One of the main technology components that we have built is HIL, a high-level language for expressing unstructured entity integration and resolution algorithms. Once expressed in the language, these operations become reusable, explainable and scalable artifacts which can be run across platforms such as Hadoop or Spark. HIL has been extensively used within IBM for various applications and customer engaments, and has been productized as part of Infosphere BigMatch.
One of the key related challenges that we address is the development of human-in-the-loop tools that target domain experts (rather than programmers), and focus on extracting the domain or task-specific knowledge from the human expert, in order to map this knowledge into the "right" algorithms for entity resolution and the associated operations. As part of this, we have recently developed a new active learning strategy for entity resolution algorithms, in which the system actively searches for a small set of most representative examples (matches or non-matches) to be labeled by the expert. As a result of a sequence of such interactions, the system refines its understanding of the domain or of the task at hand, and learns algorithms that have quality guarantees, while using HIL as the target representation language.
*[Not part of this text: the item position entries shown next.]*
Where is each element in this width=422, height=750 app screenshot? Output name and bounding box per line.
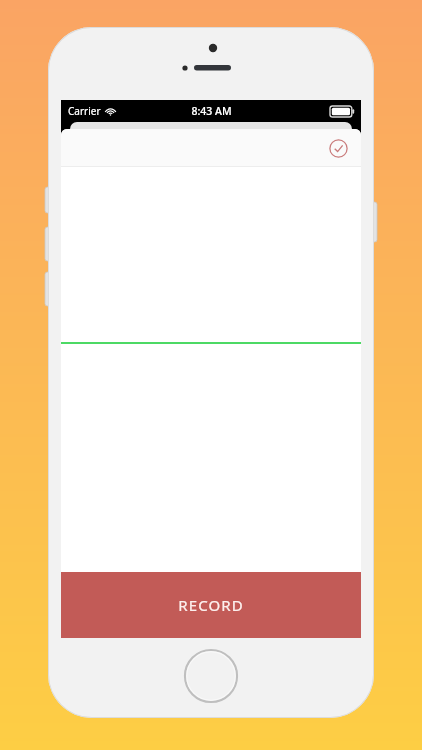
button[interactable]: Confirm [323, 133, 353, 163]
button[interactable]: RECORD [61, 572, 361, 638]
button[interactable]: Home [183, 648, 239, 704]
staticText: 8:43 AM [191, 104, 232, 118]
staticText: Carrier [68, 104, 101, 118]
staticText: RECORD [178, 595, 244, 615]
The following paper introduces the HIL language (see also the additional HIL page for more details):
HIL: A High-Level Scripting Language for Entity Integration. Mauricio A. Hernández, Georgia Koutrika, Rajasekar Krishnamurthy, Lucian Popa, Ryan Wisnesky. In EDBT 2013.
Entity integration flows are at the heart of the more advanced data analytics applications and systems that require or benefit from a unified, entity-centric view of the data. Some prominent examples where HIL is featured include:
- Financial entity profile construction from public regulatory filings (SEC and FDIC):
Extracting, Linking and Integrating Data from Public Sources: A Financial Case Study. Douglas Burdick, Mauricio A Hernández, Howard Ho, Georgia Koutrika, Rajasekar Krishnamurthy, Lucian Popa, Ioana Stanoi, Shivakumar Vaithyanathan, Sanjiv R Das. In IEEE Data Eng. Bull., 2011
- Consumer profile construction from social media and other consumer demographics data:
Surfacing time-critical insights from social media. Bogdan Alexe, Mauricio A Hernández, Kirsten Hildrum, Rajasekar Krishnamurthy, Georgia Koutrika, Meenakshi Nagarajan, Haggai Roitman, Michal Shmueli-Scheuer, Ioana R. Stanoi, Chitra Venkatramani, Rohit Wagle. SIGMOD Demonstration, 2012.
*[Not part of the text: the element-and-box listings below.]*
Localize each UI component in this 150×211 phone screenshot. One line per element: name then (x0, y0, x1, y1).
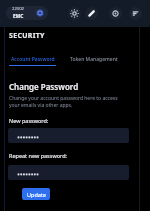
staticText: Change Password (9, 81, 79, 92)
staticText: SECURITY (9, 31, 45, 41)
staticText: Token Management (70, 56, 118, 63)
staticText: 22502 (12, 6, 24, 12)
staticText: Change your account password here to acc… (9, 95, 129, 108)
staticText: New password: (9, 117, 49, 124)
button[interactable]: Compose (85, 7, 98, 20)
staticText: EMC (13, 13, 24, 20)
button[interactable] (8, 128, 129, 143)
button[interactable] (8, 165, 129, 180)
staticText: Update (27, 191, 46, 198)
button[interactable]: 22502 (6, 6, 48, 20)
button[interactable]: Token Management (69, 56, 119, 66)
staticText: Repeat new password: (9, 152, 68, 159)
button[interactable]: Menu (129, 7, 142, 20)
button[interactable]: Brightness (68, 7, 81, 20)
staticText: Account Password (11, 56, 55, 63)
button[interactable]: Account Password (9, 56, 56, 66)
button[interactable]: Update (22, 188, 50, 200)
button[interactable]: Account (109, 7, 122, 20)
- Matching of consumer profiles with internal customer records. See this link: Social MDM Matching in IBM InfoSphere Master Data Management
- Water Cost Index calculation from water utility filings. See this link: Water Cost Index
Another related and important area for our research is focused on developing the theoretical foundations that can provide us with a better understanding of the entity integration space. In the past, we have done foundational work on schema mapping and data exchange (with two Test-of-Time Awards, in ICDT 2013, and PODS 2014). More recently, we have introduced a new declarative framework to provide the foundations for entity linking, and we have shown several interesting connections to HIL as well as to probabilistic approaches for matching (e.g., Markov Logic Networks). This work appeared in the ICDT 2015 conference, where it received the Best Paper Award, with a follow-up paper in ICDT 2017 that focused on the expressive power of entity linking frameworks.
A Declarative Framework for Linking Entities. Douglas Burdick, Ronald Fagin, Phokion G. Kolaitis, Lucian Popa, Wang-Chiew Tan. In ICDT 2015.
Expressive Power of Entity-Linking Frameworks. Douglas Burdick, Ronald Fagin, Phokion G. Kolaitis, Lucian Popa, Wang-Chiew Tan. In ICDT 2017.